7.- Guller U, Jain N, Hervey S, Purves H, Pietrobon R. Laparoscopic vs
open colectomy: outcomes comparison based on large nationwide databases.
Arch Surg 2003;138(11): 1179-86.
http://archsurg.ama-assn.org/cgi/content/abstract/138/11/1179?maxtoshow=&HITS
=10&hits=10&RESULTFORMAT=&fulltext=Guller&searchid
Se analizaron retrospectivamente los datos de 709 pacientes (3.8%) sometidos
a sigmoidectomía laparoscópica y 17.735 pacientes (96.2%)
sometidos a sigmoidectomía abierta, todos ellos por enfermedad
diverticular, seleccionados de todos los hospitales comunitarios de Estados
Unidos durante 1998, 1999 y 2000. La muestra se eligió para que
permitiera la generalización de los resultados a toda la población
del país. Las variables estudiadas fueron: estancia hospitalaria,
complicaciones intrahospitalarias y mortalidad hospitalaria. La sigmoidectomía
laparoscópica se asoció a una estancia hospitalaria más
corta (laparoscópica vs abierta, 7.47 vs 9.37 días; P<.001),
menos complicaciones del tracto gastrointestinal (odds ratio, 0.57; 95%
confidence interval, 0.35-0.93; P =.03) y menor índice global de
complicaciones (odds ratio, 0.64; 95% confidence interval, 0.47-0.88;
P =.007).
8.- Weber DM. Laparoscopic surgery: an excellent approach in elderly patients.
Arch Surg 2003;138(10):1083-8.
http://archsurg.ama-assn.org/cgi/content/abstract/138/10/1083?maxtoshow=&HITS
=10&hits=10&RESULTFORMAT=&fulltext
Mediante una revisión de la literatura utilizando la palabra clave
"laparoscopy in elderly patients", el autor analiza las ventajas
del abordaje laparoscópico en los pacientes ancianos.
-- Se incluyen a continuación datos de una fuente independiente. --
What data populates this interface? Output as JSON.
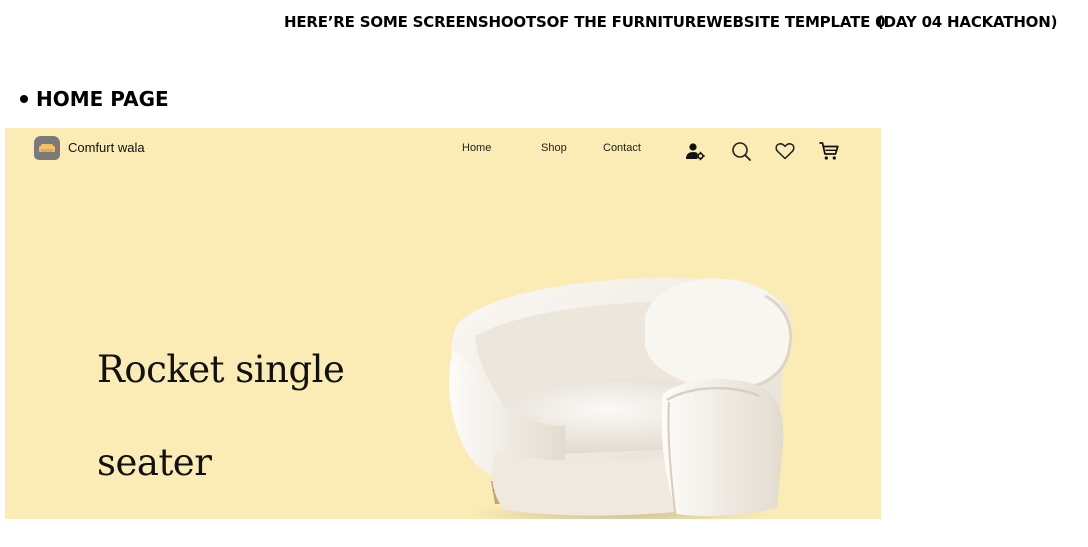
{
  "document": {
    "heading_main": "HERE’RE SOME SCREENSHOOTSOF THE FURNITUREWEBSITE TEMPLATE 0",
    "heading_tag": "(DAY 04 HACKATHON)",
    "section_label": "HOME PAGE"
  },
  "site": {
    "brand": "Comfurt wala",
    "nav": {
      "home": "Home",
      "shop": "Shop",
      "contact": "Contact"
    },
    "icons": [
      "account-settings-icon",
      "search-icon",
      "heart-icon",
      "cart-icon"
    ],
    "hero": {
      "line1": "Rocket single",
      "line2": "seater"
    },
    "colors": {
      "background": "#fbebb5",
      "logo": "#7a7a7a",
      "logo_accent": "#f3c066"
    }
  }
}
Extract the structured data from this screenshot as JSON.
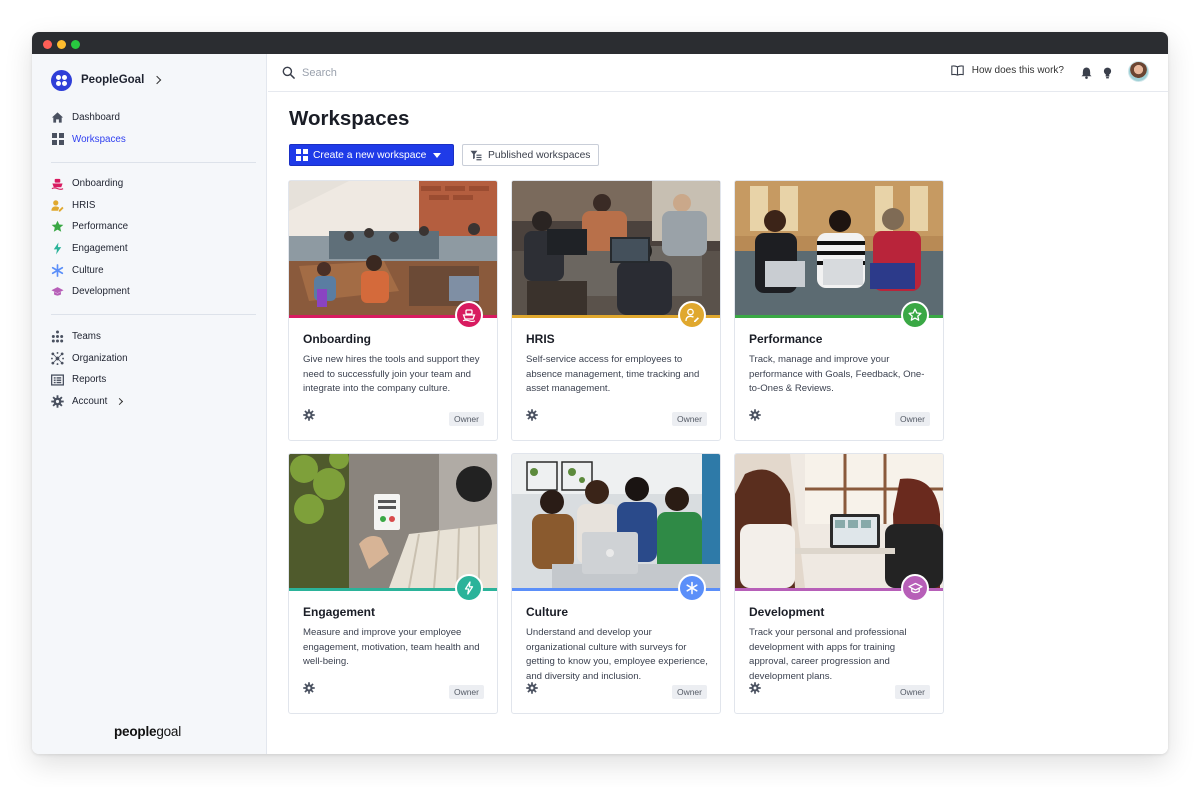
{
  "window": {
    "controls": [
      "close",
      "minimize",
      "maximize"
    ]
  },
  "brand": {
    "name": "PeopleGoal",
    "footer_bold": "people",
    "footer_light": "goal"
  },
  "sidebar": {
    "primary": [
      {
        "label": "Dashboard",
        "icon": "home-icon"
      },
      {
        "label": "Workspaces",
        "icon": "grid-icon",
        "active": true
      }
    ],
    "workspaces": [
      {
        "label": "Onboarding",
        "icon": "ship-icon",
        "color": "#d81b60"
      },
      {
        "label": "HRIS",
        "icon": "user-edit-icon",
        "color": "#e0a82e"
      },
      {
        "label": "Performance",
        "icon": "star-icon",
        "color": "#3aa845"
      },
      {
        "label": "Engagement",
        "icon": "bolt-icon",
        "color": "#2bb39a"
      },
      {
        "label": "Culture",
        "icon": "asterisk-icon",
        "color": "#5b8ff9"
      },
      {
        "label": "Development",
        "icon": "graduation-cap-icon",
        "color": "#b75fb8"
      }
    ],
    "secondary": [
      {
        "label": "Teams",
        "icon": "teams-icon"
      },
      {
        "label": "Organization",
        "icon": "organization-icon"
      },
      {
        "label": "Reports",
        "icon": "reports-icon"
      },
      {
        "label": "Account",
        "icon": "gear-icon"
      }
    ]
  },
  "topbar": {
    "search_placeholder": "Search",
    "help_label": "How does this work?"
  },
  "main": {
    "title": "Workspaces",
    "create_button": "Create a new workspace",
    "published_button": "Published workspaces"
  },
  "cards": [
    {
      "title": "Onboarding",
      "description": "Give new hires the tools and support they need to successfully join your team and integrate into the company culture.",
      "owner": "Owner",
      "color": "#d81b60",
      "icon": "ship-icon"
    },
    {
      "title": "HRIS",
      "description": "Self-service access for employees to absence management, time tracking and asset management.",
      "owner": "Owner",
      "color": "#e0a82e",
      "icon": "user-edit-icon"
    },
    {
      "title": "Performance",
      "description": "Track, manage and improve your performance with Goals, Feedback, One-to-Ones & Reviews.",
      "owner": "Owner",
      "color": "#3aa845",
      "icon": "star-icon"
    },
    {
      "title": "Engagement",
      "description": "Measure and improve your employee engagement, motivation, team health and well-being.",
      "owner": "Owner",
      "color": "#2bb39a",
      "icon": "bolt-icon"
    },
    {
      "title": "Culture",
      "description": "Understand and develop your organizational culture with surveys for getting to know you, employee experience, and diversity and inclusion.",
      "owner": "Owner",
      "color": "#5b8ff9",
      "icon": "asterisk-icon"
    },
    {
      "title": "Development",
      "description": "Track your personal and professional development with apps for training approval, career progression and development plans.",
      "owner": "Owner",
      "color": "#b75fb8",
      "icon": "graduation-cap-icon"
    }
  ]
}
En 16 estudios
sobre colecistectomía en pacientes añosos, la vía
laparoscópica proporcionó menor incidencia de complicaciones
y menor estancia hospitalaria. En 4 estudios sobre cirugía laparoscópica
antirreflujo en estos pacientes, la morbimortalidad y la estancia hospitalaria
fueron similares a las de los pacientes más jóvenes, y también
la eficacia del procedimiento. 10 publicaciones sobre resección
laparoscópica de colon en pacientes ancianos demostraban resuperación
precoz del tránsito intestinal, menor estancia hospitalaria y menos
morbilidad cardiopulmonar. La conclusión es que a pesar de las
comorbilidades subyacentes, los pacientes mayores de 65 años toleran
muy bien los procedimientos laparoscópicos. Es necesario que los
cirujanos informen a los médicos de atención primaria de
los excelentes resultados de los procedimientos laparoscópicos
para que los pacientes se puedan beneficiar de ellos.